Marshall William R, Curran Gabriel A, Traynor Jamie P, Gillis Keith A, Mark Patrick B, Lees Jennifer S
School of Cardiovascular and Metabolic Health, University of Glasgow, Glasgow, UK.
Glasgow Renal and Transplant Unit, NHS Greater Glasgow and Clyde, Glasgow, UK.
Clin Kidney J. 2024 Oct 21;17(11):sfae313. doi: 10.1093/ckj/sfae313. eCollection 2024 Nov.
Sodium zirconium cyclosilicate (SZC) reduces serum potassium in patients with chronic hyperkalaemia in clinical trials, but its role in the emergency treatment of hyperkalaemia is unproven. We hypothesized that SZC use for emergent hyperkalaemia would be associated with a reduction in rates of emergency interventions for hyperkalaemia.
This was a single-centre, propensity score-weighted case-control study of patients admitted with hyperkalaemia to a specialist renal centre. We randomly selected 250 patients admitted between April 2021 and September 2022 (post-SZC era) with a potassium level ≥5.5 mmol/l treated with at least one ≥10 g dose of SZC (treatment group). We randomly selected a comparator group of 250 patients admitted between January 2018 and December 2019 (pre-SZC era) with a potassium level ≥5.5 mmol/l (control group). Baseline demographic and clinical characteristics were recorded and used as covariates for propensity scoring and inverse probability treatment weighting (IPTW). Our primary outcome measure, rates of emergency haemodialysis (HD), was tested using unadjusted models and multivariable logistic regression models on unweighted data in addition to unadjusted models on weighted data. We also reviewed rates of emergency temporary central venous access as a secondary outcome.
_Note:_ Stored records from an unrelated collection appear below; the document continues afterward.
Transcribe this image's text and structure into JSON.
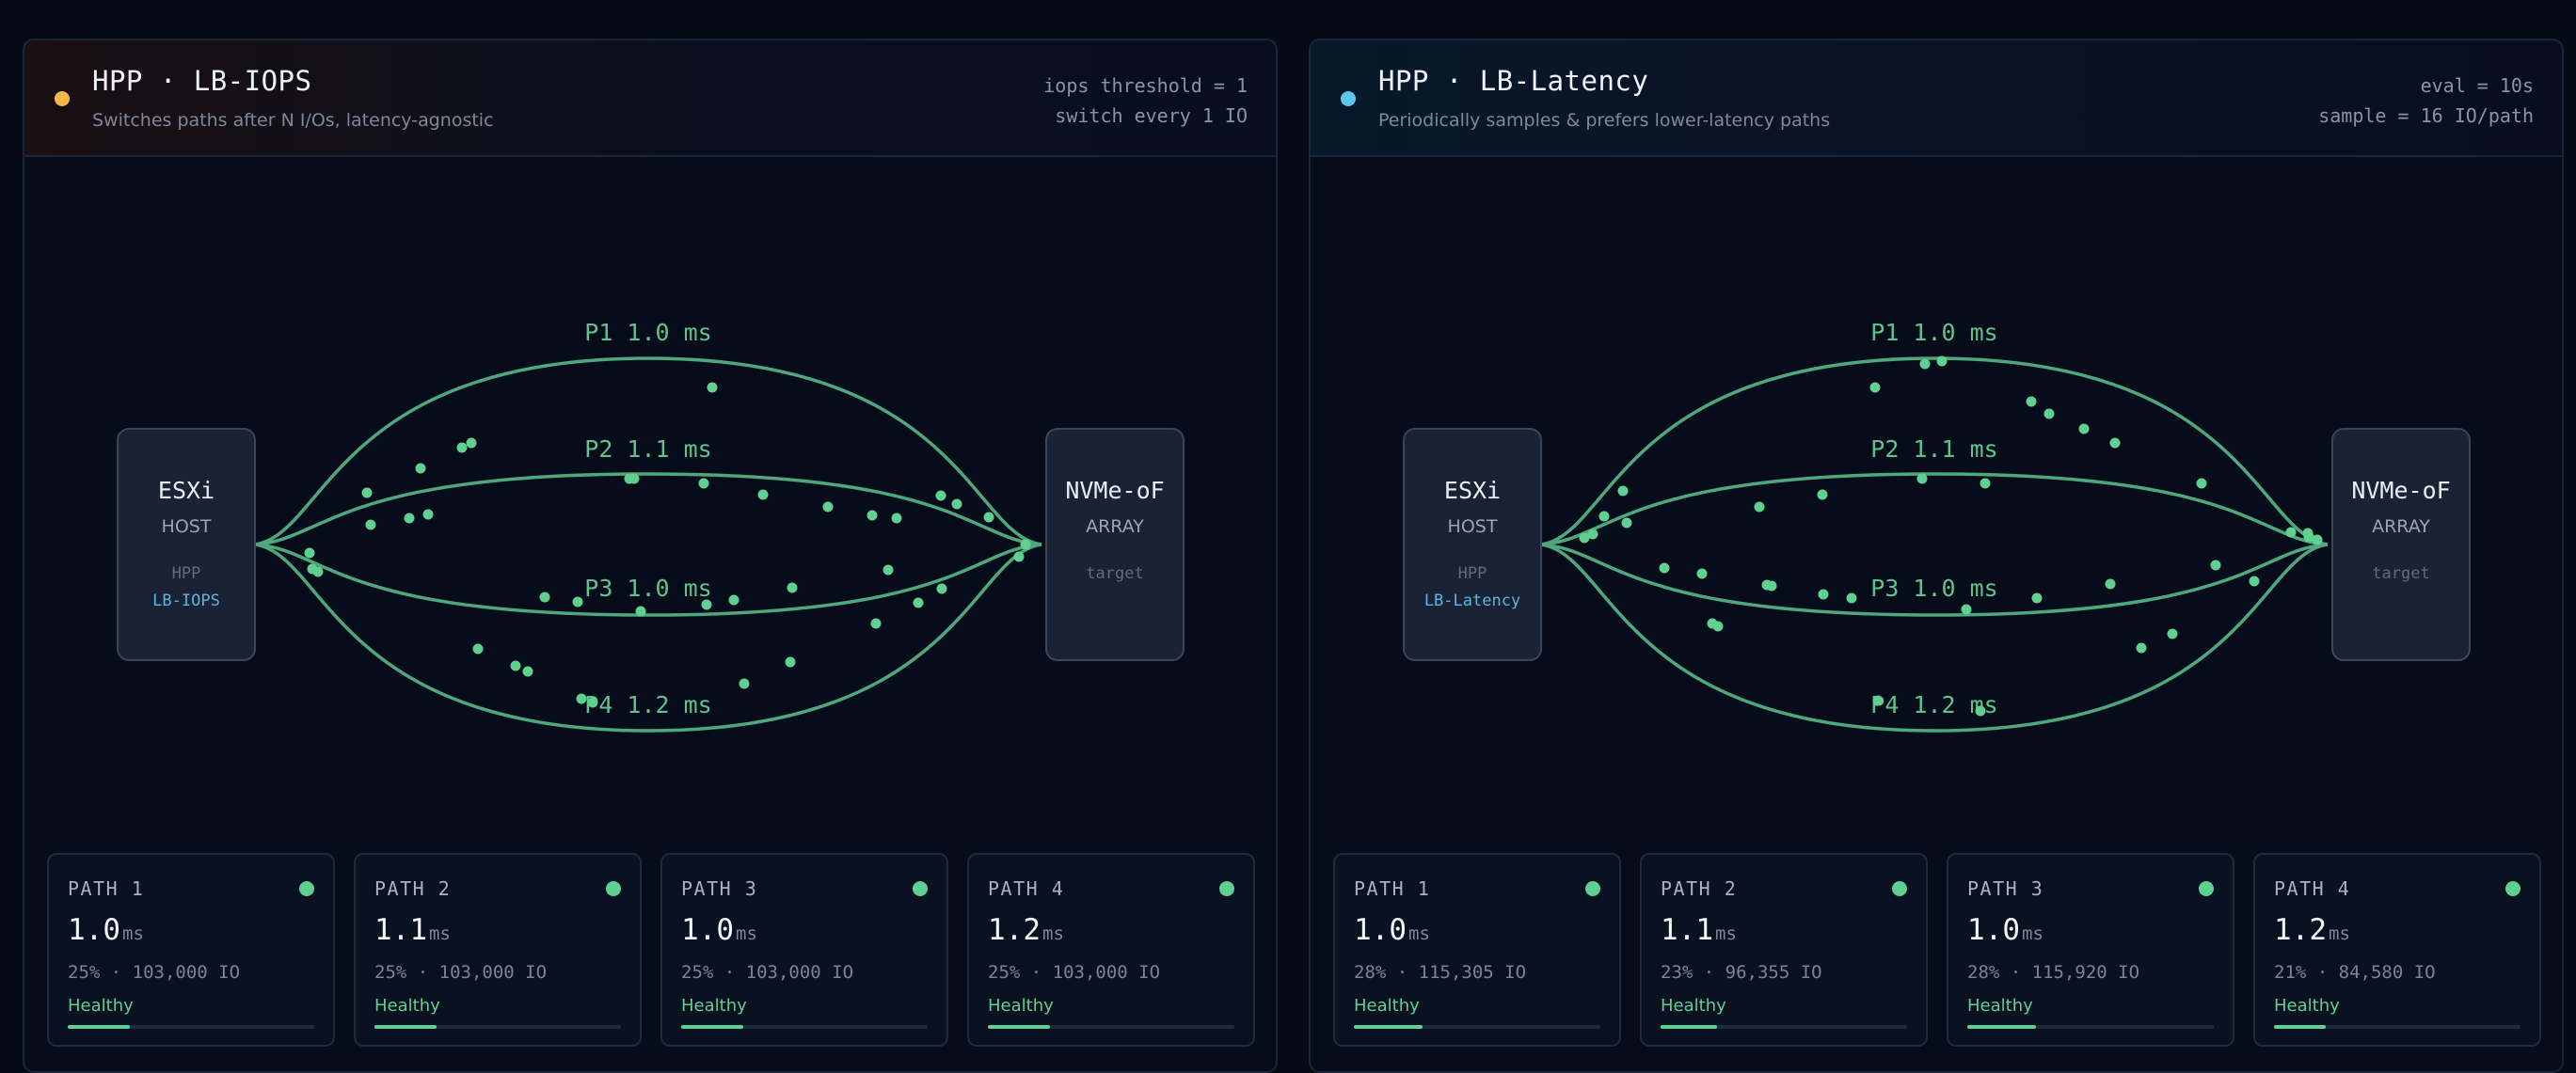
{
  "colors": {
    "accent_green": "#5fd08f",
    "iops_dot": "#f2b84b",
    "latency_dot": "#5cc6f0",
    "policy_blue": "#5fb3e6"
  },
  "panels": [
    {
      "dot_color": "#f2b84b",
      "title": "HPP · LB-IOPS",
      "subtitle": "Switches paths after N I/Os, latency-agnostic",
      "params": [
        "iops threshold = 1",
        "switch every 1 IO"
      ],
      "host": {
        "title": "ESXi",
        "sub": "HOST",
        "small": "HPP",
        "policy": "LB-IOPS"
      },
      "array": {
        "title": "NVMe-oF",
        "sub": "ARRAY",
        "small": "target"
      },
      "path_labels": [
        "P1 1.0 ms",
        "P2 1.1 ms",
        "P3 1.0 ms",
        "P4 1.2 ms"
      ],
      "cards": [
        {
          "name": "PATH 1",
          "value": "1.0",
          "unit": "ms",
          "stats": "25% · 103,000 IO",
          "status": "Healthy",
          "share": 0.25
        },
        {
          "name": "PATH 2",
          "value": "1.1",
          "unit": "ms",
          "stats": "25% · 103,000 IO",
          "status": "Healthy",
          "share": 0.25
        },
        {
          "name": "PATH 3",
          "value": "1.0",
          "unit": "ms",
          "stats": "25% · 103,000 IO",
          "status": "Healthy",
          "share": 0.25
        },
        {
          "name": "PATH 4",
          "value": "1.2",
          "unit": "ms",
          "stats": "25% · 103,000 IO",
          "status": "Healthy",
          "share": 0.25
        }
      ]
    },
    {
      "dot_color": "#5cc6f0",
      "title": "HPP · LB-Latency",
      "subtitle": "Periodically samples & prefers lower-latency paths",
      "params": [
        "eval = 10s",
        "sample = 16 IO/path"
      ],
      "host": {
        "title": "ESXi",
        "sub": "HOST",
        "small": "HPP",
        "policy": "LB-Latency"
      },
      "array": {
        "title": "NVMe-oF",
        "sub": "ARRAY",
        "small": "target"
      },
      "path_labels": [
        "P1 1.0 ms",
        "P2 1.1 ms",
        "P3 1.0 ms",
        "P4 1.2 ms"
      ],
      "cards": [
        {
          "name": "PATH 1",
          "value": "1.0",
          "unit": "ms",
          "stats": "28% · 115,305 IO",
          "status": "Healthy",
          "share": 0.28
        },
        {
          "name": "PATH 2",
          "value": "1.1",
          "unit": "ms",
          "stats": "23% · 96,355 IO",
          "status": "Healthy",
          "share": 0.23
        },
        {
          "name": "PATH 3",
          "value": "1.0",
          "unit": "ms",
          "stats": "28% · 115,920 IO",
          "status": "Healthy",
          "share": 0.28
        },
        {
          "name": "PATH 4",
          "value": "1.2",
          "unit": "ms",
          "stats": "21% · 84,580 IO",
          "status": "Healthy",
          "share": 0.21
        }
      ]
    }
  ]
}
A total of 59% were male, the mean age was 67 years (standard deviation 14) and 149 (30%) were receiving maintenance dialysis. IPTW achieved satisfactory balance of covariates between the treatment and control groups. In the treatment group, patients were 77% less likely to need emergency HD {odds ratio [OR] 0.23 [confidence interval (CI) 0.17-0.31]}. This result was consistent following analysis of weighted and unweighted data. Similarly, patients treated with SZC were 73% less likely to require emergency temporary central venous access [OR 0.27 (CI 0.20-0.36)].
SZC was associated with a significant reduction in the rates of emergency HD and emergency temporary central venous access in patients admitted to a specialized renal centre with emergent hyperkalaemia.
在临床试验中,环硅酸锆钠(SZC)可降低慢性高钾血症患者的血清钾水平,但其在高钾血症急诊治疗中的作用尚未得到证实。我们推测,使用SZC治疗急性高钾血症将降低高钾血症急诊干预的发生率。
这是一项在专科肾脏中心进行的单中心、倾向评分加权病例对照研究,研究对象为因高钾血症入院的患者。我们随机选取了2021年4月至2022年9月(SZC时代后)入院的250例血钾水平≥5.5 mmol/L且接受至少一剂≥10 g SZC治疗的患者(治疗组)。我们随机选取了2018年1月至2019年12月(SZC时代前)入院的250例血钾水平≥5.5 mmol/L的患者作为对照组。记录基线人口统计学和临床特征,并将其用作倾向评分和逆概率治疗加权(IPTW)的协变量。我们的主要结局指标是急诊血液透析(HD)的发生率,除了对加权数据进行未调整模型分析外,还对未加权数据使用未调整模型和多变量逻辑回归模型进行检验。我们还将急诊临时中心静脉置管率作为次要结局指标进行了评估。
共有59%为男性,平均年龄为67岁(标准差14),149例(30%)正在接受维持性透析。IPTW使治疗组和对照组之间的协变量达到了满意的平衡。在治疗组中,患者需要急诊HD的可能性降低了77%{比值比[OR] 0.23 [置信区间(CI)0.17 - 0.31]}。对加权和未加权数据进行分析后,这一结果是一致的。同样,接受SZC治疗的患者需要急诊临时中心静脉置管的可能性降低了73%[OR 0.27(CI 0.20 - 0.36)]。
在因急性高钾血症入住专科肾脏中心的患者中,SZC与急诊HD率和急诊临时中心静脉置管率的显著降低相关。